Monsieur le président, monsieur le secrétaire d'État, monsieur le président de commission, monsieur le rapporteur, chers collègues, la discussion du projet de loi NOME intervient dans une période où le contexte social et économique, difficilement prévisible, n'a plus rien à voir avec celui qui existait au moment où les orientations puis les décisions de la Commission européenne, à travers ses directives, ont été prises. Elles visaient à mettre en place, d'une manière très générale, une stratégie de concurrence pour tous les biens de consommation, quelle que soit leur nature, dans et entre les différents pays de l'Union. Ce projet de loi vise à respecter les exigences des directives européennes et, après avoir organisé la concurrence en matière de distribution de l'électricité, il s'agit maintenant d'élargir le champ de la concurrence au niveau de la production.

À première vue, un tel élargissement peut paraître logique puisqu'une véritable concurrence ne peut s'établir correctement que si tous les protagonistes sont soumis aux mêmes règles de base dans la production, la transformation, la distribution et la commercialisation, auxquelles il faudrait ajouter une nécessaire harmonisation fiscale et sociale. Mais on peut se demander si l'Europe, compte tenu du nouveau contexte économique, est aujourd'hui dans la bonne voie en persistant dans ses objectifs de concurrence à outrance sur des biens de consommation qui concernent très fortement le quotidien de nos concitoyens et des acteurs économiques.

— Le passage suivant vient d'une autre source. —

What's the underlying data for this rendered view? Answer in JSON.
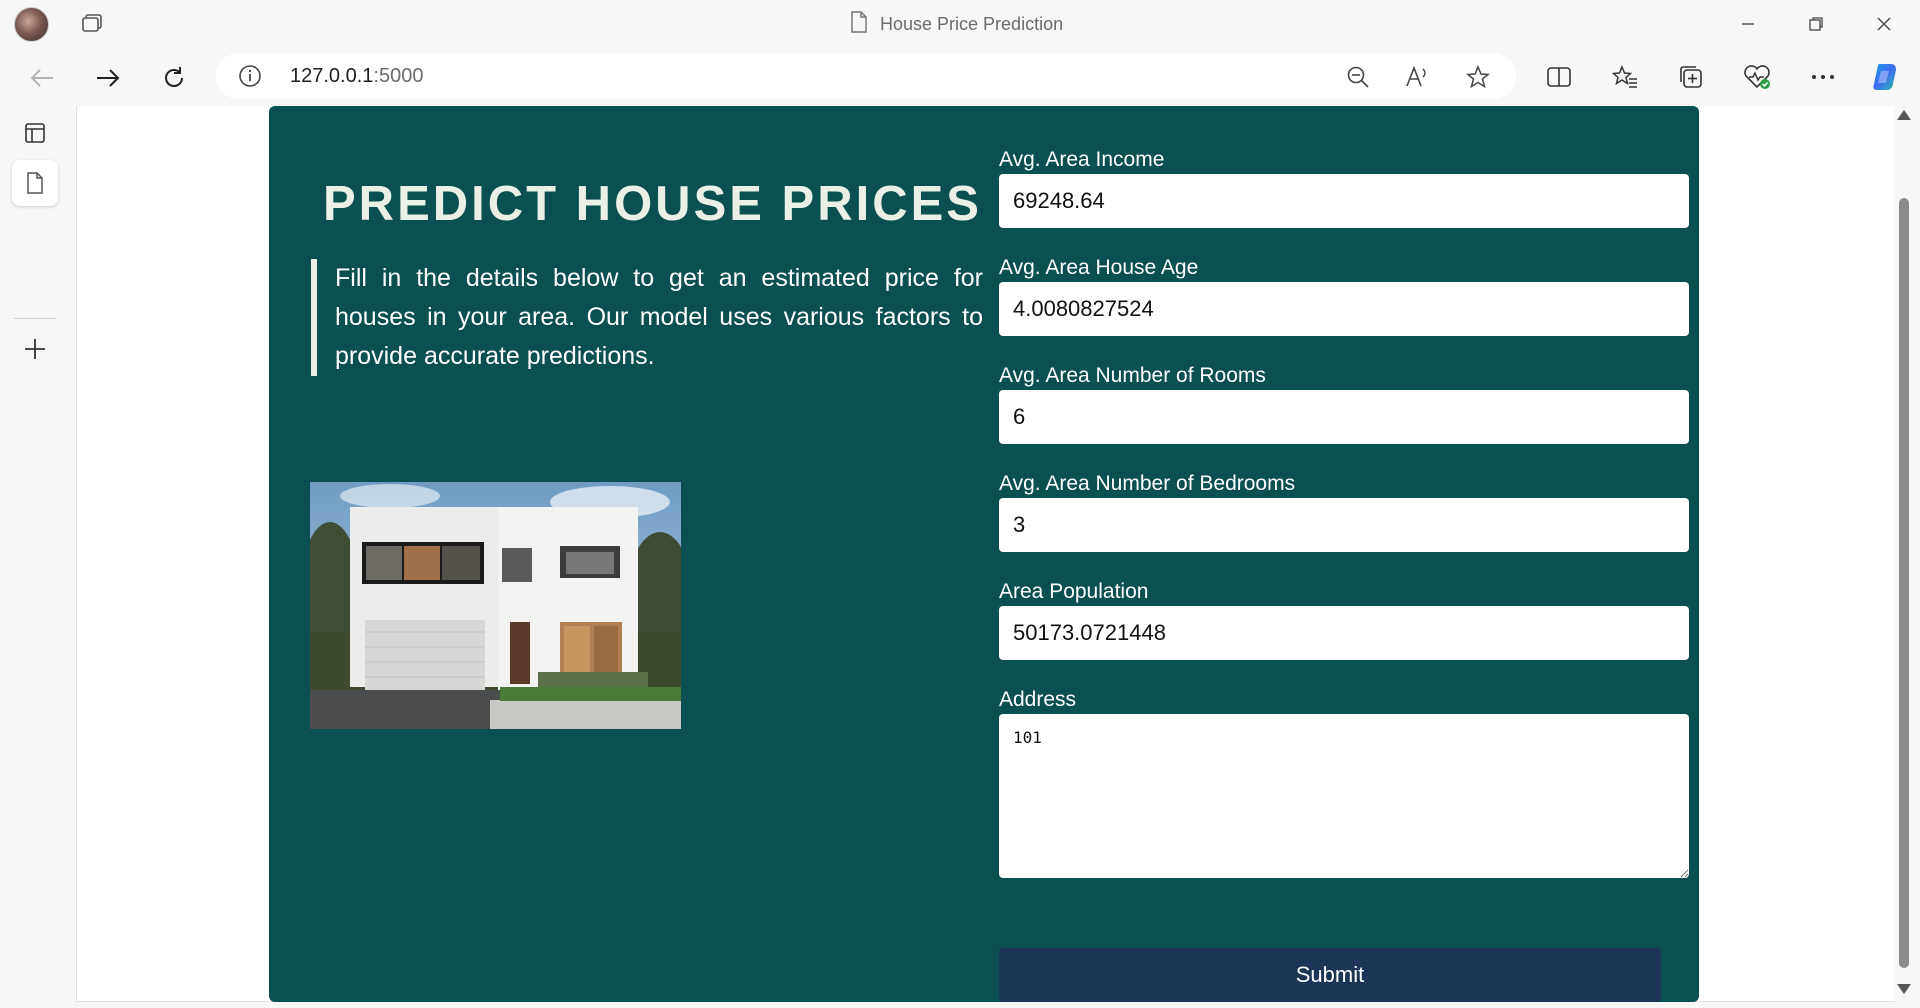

Lorsque le gouvernement de Lionel Jospin s'est engagé sur le traité de Barcelone, dans un contexte alors très favorable aux idées libérales en matière de concurrence et de marché, il avait aussi fait preuve d'une forte exigence pour que l'Europe se dote d'une directive concernant les services d'intérêt économique général Or cette exigence n'a pas été suivie d'effet. Au contraire, la tendance libérale s'est amplifiée à travers une accélération des dérégulations, dont les effets négatifs ont été accentués par la crise financière et ses effets dévastateurs.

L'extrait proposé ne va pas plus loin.